This project analyzes JAMB (Joint Admissions and Matriculation Board) exam scores of 2022 to uncover key trends, understand contributing factors, and predict future scores using machine learning. The analysis focuses on identifying patterns in student performance and providing actionable insights to improve exam results.
1 What is happening to JAMB scores and student performance? 2 Why are these trends occurring? 3 How can we predict future JAMB scores? 4 Where are changes needed to improve student outcomes?
Excel and jupyther notebook python
The dataset contains multiple features related to student performance, study habits, school conditions, and parental involvement. DATA TYPE: structured data
Key Columns Used JAMB_Score (Target Variable) – Exam scores (0 - 400). Study_Hours_Per_Week – Weekly study hours. Attendance_Rate – Student’s attendance percentage. Teacher_Quality (1-5) – Quality rating of teachers. Distance_To_School – Distance from home to school. School_Type – Public or private. School_Location – Urban or rural. Extra_turorails - Yes or NOo. Access_to_learning_materials - yes or No. Parent_Involvement – High, medium, or low. IT_Knowledge – Student’s tech literacy (high, medium, low). Student_Id - Student identification number. Age - student age. Gender - student gender (male or female). Socioeconomic_Status – Family’s financial background. Parent_Education_Level – Primary, secondary, or tertiary education. Assignment_completed - rate of assignment completion (1-5).
1 Handling Missing Values: Remove all missing or null rows. 2 Encoding Categorical Variables: Converted categorical data (e.g., School_Type, Parent_Involvement) to numerical format. this is to help in the analysis and visualization process. 3 Removing Irrelevant Columns: Dropped non-contributing columns like Student_ID and Gender. Columns that don't contribute to answering our questions. Columns that have too many missing values. columns that are redundant and/or identifiers. 4 Outlier Detection & Removal: Used boxplots to identify and remove extreme outliers. 5 Feature Scaling: Standardized numerical features for better model performance.
Key Findings
-
With a correlation of 0.42 shows that study hours does not necessarily mean higher scores.
-
High attendance does not lead to higher JAMB scores with a correlation score of 0.28.
-
Private school students perform slightly better than public school students. with an average score of public schools = 171.6 private schools = 181.2
-
Parental involvement plays a crucial role in student success. with average of low: 167.2 Meduim: 172.2 High: 188.8
scores against other dependent columns
Using Linear Regression to predict JAMB scores based on key factors.
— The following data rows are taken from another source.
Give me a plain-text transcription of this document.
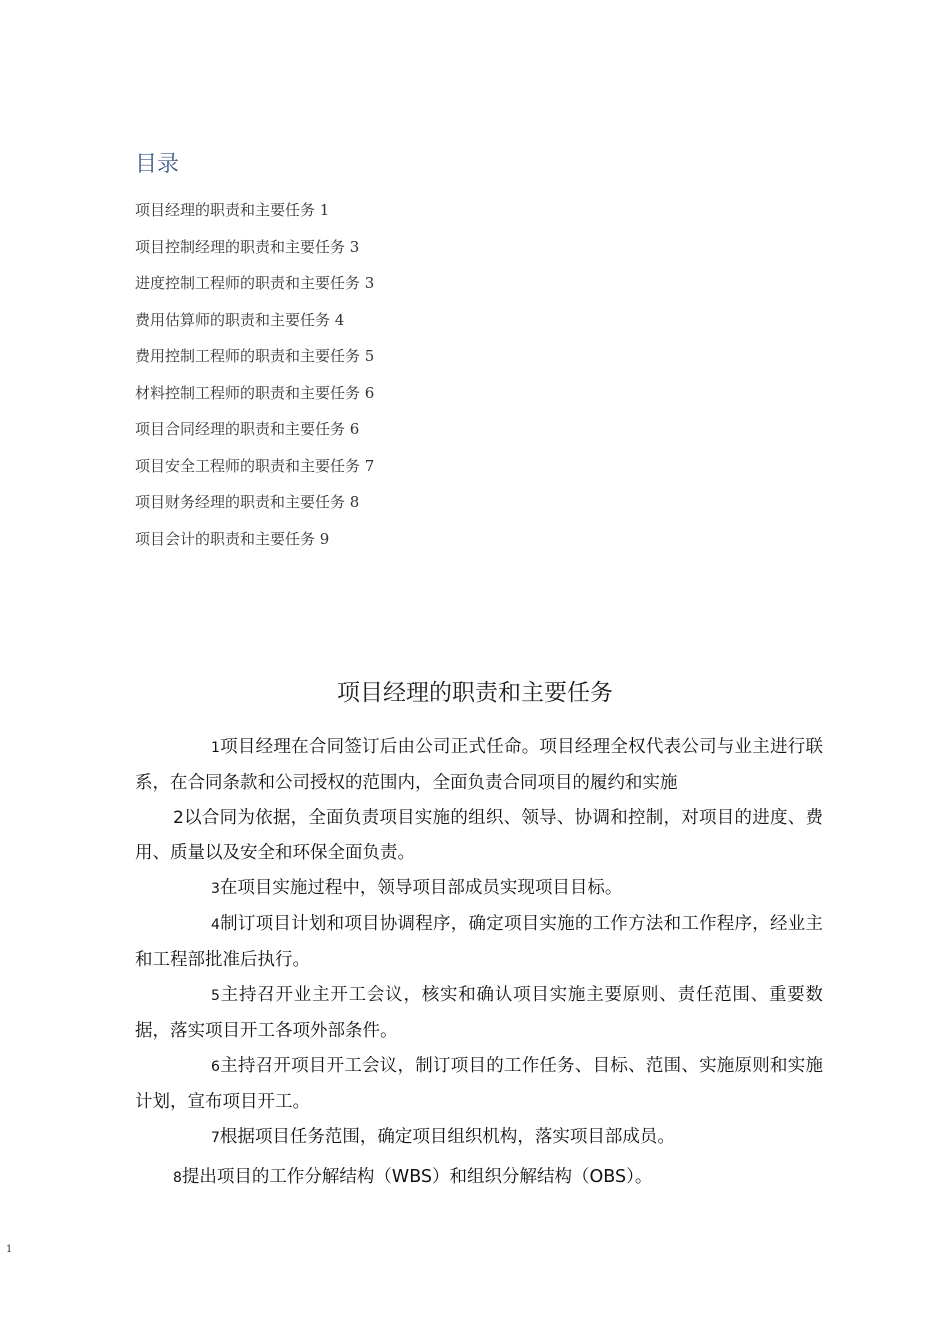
目录
项目经理的职责和主要任务 1
项目控制经理的职责和主要任务 3
进度控制工程师的职责和主要任务 3
费用估算师的职责和主要任务 4
费用控制工程师的职责和主要任务 5
材料控制工程师的职责和主要任务 6
项目合同经理的职责和主要任务 6
项目安全工程师的职责和主要任务 7
项目财务经理的职责和主要任务 8
项目会计的职责和主要任务 9
项目经理的职责和主要任务

1项目经理在合同签订后由公司正式任命。项目经理全权代表公司与业主进行联系，在合同条款和公司授权的范围内，全面负责合同项目的履约和实施

2以合同为依据，全面负责项目实施的组织、领导、协调和控制，对项目的进度、费用、质量以及安全和环保全面负责。

3在项目实施过程中，领导项目部成员实现项目目标。

4制订项目计划和项目协调程序，确定项目实施的工作方法和工作程序，经业主和工程部批准后执行。

5主持召开业主开工会议，核实和确认项目实施主要原则、责任范围、重要数据，落实项目开工各项外部条件。

6主持召开项目开工会议，制订项目的工作任务、目标、范围、实施原则和实施计划，宣布项目开工。

7根据项目任务范围，确定项目组织机构，落实项目部成员。

8提出项目的工作分解结构（WBS）和组织分解结构（OBS）。

1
Steps for Model Training 1 Feature Selection: Used Study_Hours_Per_Week, Attendance_Rate, Teacher_Quality, and Distance_To_School. 2 Train-Test Split: 80% training data, 20% testing data. 3 Model Training: Applied Linear Regression for initial predictions. 4 Evaluation Metrics:
Mean Absolute Error (MAE) – Measures prediction error. Mean Squared Error (MSE) – Penalizes large errors. R² Score – Explains how well the model fits the data.
Model Performance MAE: ~15-20 points deviation. R² Score: ~0.75 (Good fit, but can be improved).
Increase Study Hours: More dedicated study time improves scores. Improve Attendance: Students who attend school regularly perform better. Enhance Teacher Quality: Training programs for teachers can boost student outcomes. Reduce Student Travel Distance: Providing boarding or transport assistance can help. Encourage Parental Involvement: Higher engagement from parents leads to better student performance.